As increasing waves of migrants and refugees are expected in the upcoming weeks and months—especially after Friday’s announcements—neighboring countries and the international community should increase efforts to relieve the suffering of the Venezuelan people. The United States recently responded by sending a U.S. Navy hospital ship to the Colombian coast to help alleviate Venezuelan migrants suffering. Argentine president Mauricio Macri announced Monday that he will involve the International Criminal Court to investigate Venezuela’s government for crimes against humanity—a much needed initiative for long-term solutions. Venezuelans fleeing a once-rich and immigrant-friendly country now need solidarity from its neighbors, as OAS Secretary General Luis Almagro urgently implored this weekend.
Q4: What is the Venezuelan opposition proposing and how should the international community respond?
A4: After Maduro spawned a totalitarian regime by creating an illegitimate and rigid Constituent Assembly last year and revoked the opposition-led National Assembly’s powers, fragmentation within the opposition has been the norm. The regime has used excuses, from tweets to drone attacks, to further crack down on both civil liberties and any political opposition. The latest case is against Juan Requesens, a 29-year-old member of the National Assembly, who was dragged out of his home by masked men and taken to El Helicoide, a maximum security prison run by the government’s intelligence wing. The combination of threats, kidnappings, and imprisonment without charges, for both politicians and their families, has resulted in most Venezuelan opposition leaders fleeing the country.
After Venezuela’s “Red Friday,” opposition leaders are responding with different tones and actions. Some opposition leaders joined with representatives of some oil workers’ unions to call for a national strike today, the day Maduro’s economic measures are to take effect. Other opposition leaders, such as Maria Corina Machado, are calling to intensify street protests.

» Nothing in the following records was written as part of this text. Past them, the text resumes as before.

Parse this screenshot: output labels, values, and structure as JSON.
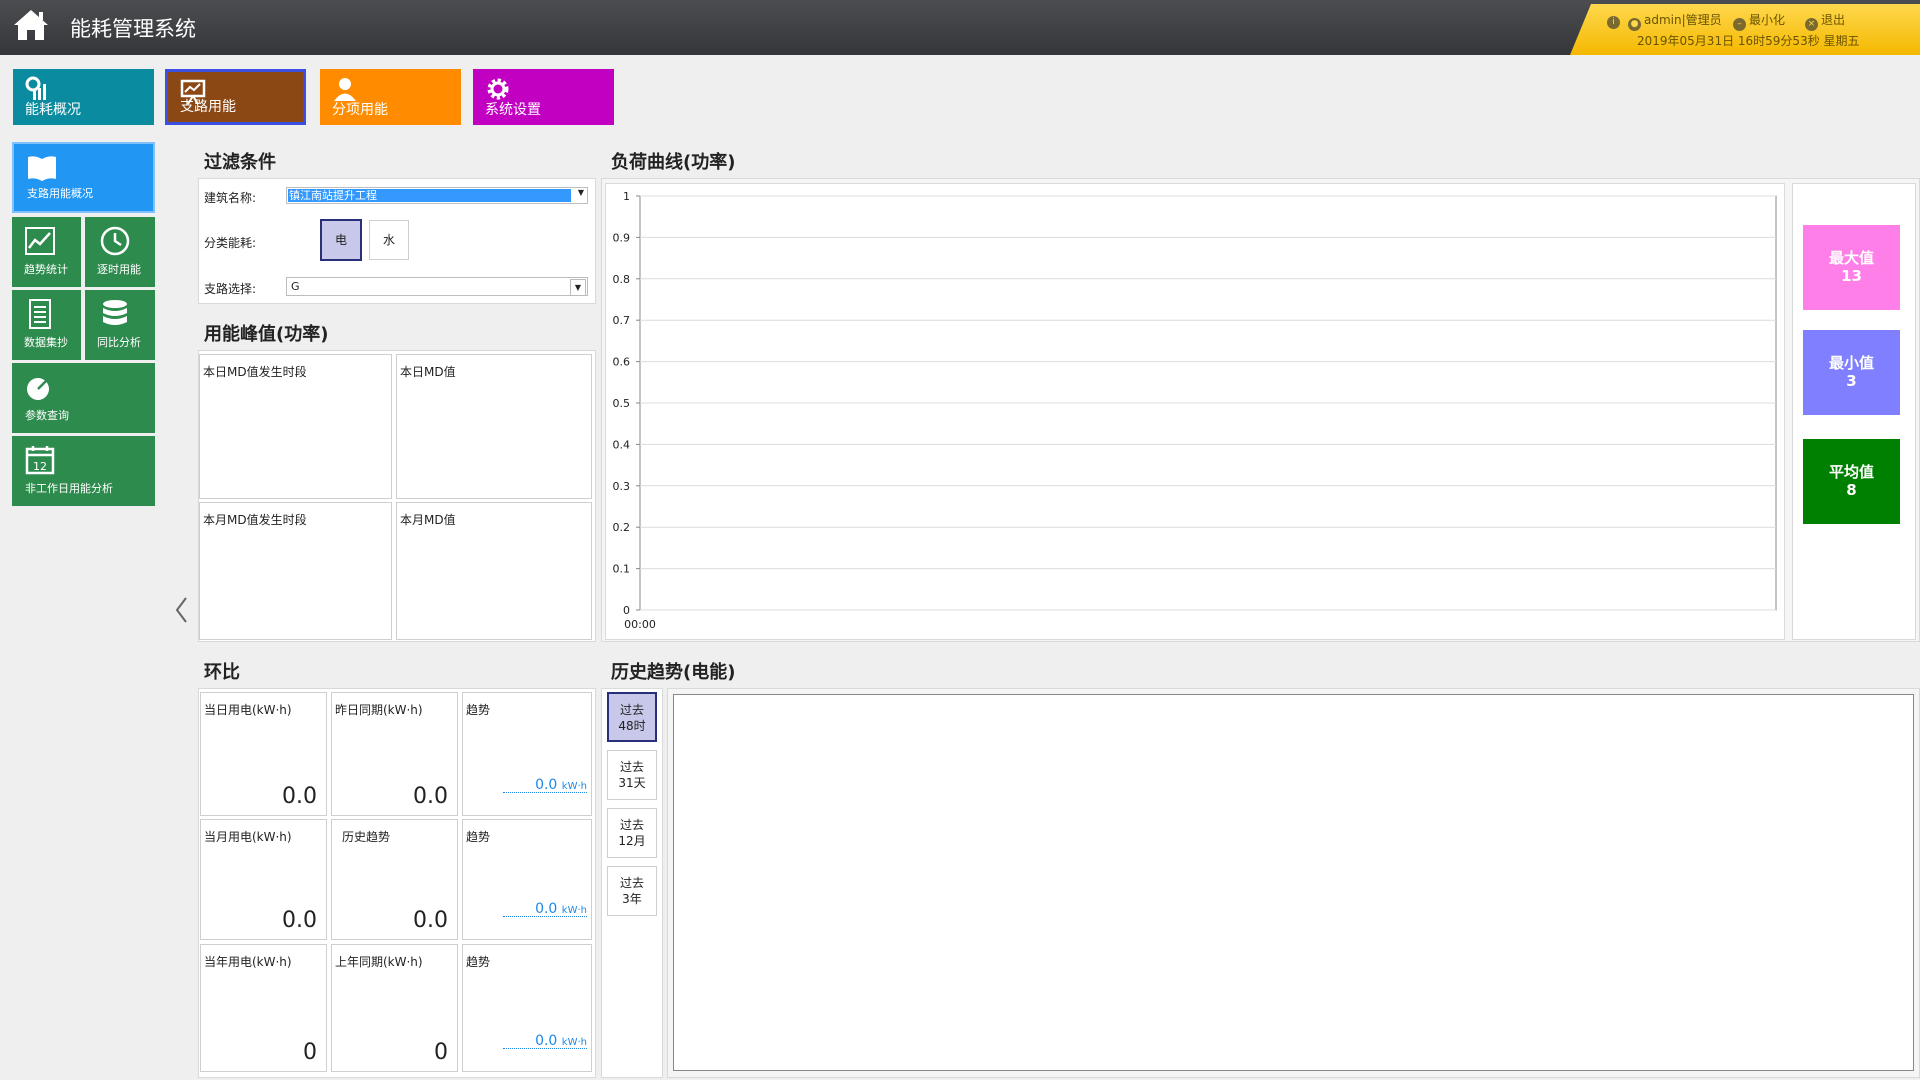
{
  "header": {
    "title": "能耗管理系统",
    "user": "admin|管理员",
    "minimize": "最小化",
    "logout": "退出",
    "datetime": "2019年05月31日 16时59分53秒 星期五"
  },
  "top_tabs": [
    {
      "label": "能耗概况"
    },
    {
      "label": "支路用能"
    },
    {
      "label": "分项用能"
    },
    {
      "label": "系统设置"
    }
  ],
  "side_menu": [
    {
      "label": "支路用能概况"
    },
    {
      "label": "趋势统计"
    },
    {
      "label": "逐时用能"
    },
    {
      "label": "数据集抄"
    },
    {
      "label": "同比分析"
    },
    {
      "label": "参数查询"
    },
    {
      "label": "非工作日用能分析"
    }
  ],
  "calendar_day": "12",
  "filter": {
    "title": "过滤条件",
    "building_label": "建筑名称:",
    "building_value": "镇江南站提升工程",
    "category_label": "分类能耗:",
    "elec": "电",
    "water": "水",
    "branch_label": "支路选择:",
    "branch_value": "G"
  },
  "peak": {
    "title": "用能峰值(功率)",
    "cells": [
      "本日MD值发生时段",
      "本日MD值",
      "本月MD值发生时段",
      "本月MD值"
    ]
  },
  "load_curve": {
    "title": "负荷曲线(功率)"
  },
  "chart_data": {
    "type": "line",
    "title": "",
    "xlabel": "",
    "ylabel": "",
    "x": [
      "00:00"
    ],
    "yticks": [
      "0",
      "0.1",
      "0.2",
      "0.3",
      "0.4",
      "0.5",
      "0.6",
      "0.7",
      "0.8",
      "0.9",
      "1"
    ],
    "ylim": [
      0,
      1
    ],
    "grid": true,
    "series": []
  },
  "stats": {
    "max_label": "最大值",
    "max_value": "13",
    "min_label": "最小值",
    "min_value": "3",
    "avg_label": "平均值",
    "avg_value": "8"
  },
  "ratio": {
    "title": "环比",
    "rows": [
      {
        "a_label": "当日用电(kW·h)",
        "a_value": "0.0",
        "b_label": "昨日同期(kW·h)",
        "b_value": "0.0",
        "c_label": "趋势",
        "c_value": "0.0",
        "c_unit": "kW·h"
      },
      {
        "a_label": "当月用电(kW·h)",
        "a_value": "0.0",
        "b_label": "历史趋势",
        "b_value": "0.0",
        "c_label": "趋势",
        "c_value": "0.0",
        "c_unit": "kW·h"
      },
      {
        "a_label": "当年用电(kW·h)",
        "a_value": "0",
        "b_label": "上年同期(kW·h)",
        "b_value": "0",
        "c_label": "趋势",
        "c_value": "0.0",
        "c_unit": "kW·h"
      }
    ]
  },
  "history": {
    "title": "历史趋势(电能)",
    "periods": [
      "过去\n48时",
      "过去\n31天",
      "过去\n12月",
      "过去\n3年"
    ]
  },
  "colors": {
    "header_bg": "#3d3f43",
    "user_panel": "#f8c81c",
    "tab_overview": "#0b8b9f",
    "tab_branch": "#8b4714",
    "tab_sub": "#ff8c00",
    "tab_settings": "#c200c2",
    "side_active": "#2196f3",
    "side_item": "#2e8b4e",
    "stat_max": "#ff7fe9",
    "stat_min": "#7f7fff",
    "stat_avg": "#008000"
  },
  "icons": {
    "home": "home-icon",
    "info": "info-icon",
    "user": "user-icon",
    "minimize": "minimize-icon",
    "logout": "close-circle-icon",
    "collapse": "chevron-left-icon"
  }
}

Secretary Almagro released a letter calling out the opposition president of the now power-stripped National Assembly, Omar Barboza, to recognize the authority of the supreme court, who were appointed by the National Assembly, and then subsequently fled to Bogota due to regime persecution. Almagro charged Barboza to not only recognize the exiled court’s authority but also to respect their recent ruling of public corruption and money laundering against Nicolas Maduro. Providing credence to the supreme court’s legitimate decisions while withdrawing recognition from the de facto regime could be a way forward for the United States and regional democratic governments.
A once-wealthy nation with the biggest oil reserves on the planet is now trapped under a regime complicit in human rights abuses, narco-trafficking, rampant hyperinflation, and ever-increasing societal control. The regime’s strongest enemy remains the economy, as it won’t bend to Maduro’s will. The international community should be committed more than ever to both increasing pressure on the regime and limiting the suffering of the Venezuelan people.
Moises Rendon is associate fellow and associate director of the Americas Program at the Center for Strategic and International Studies in Washington, D.C.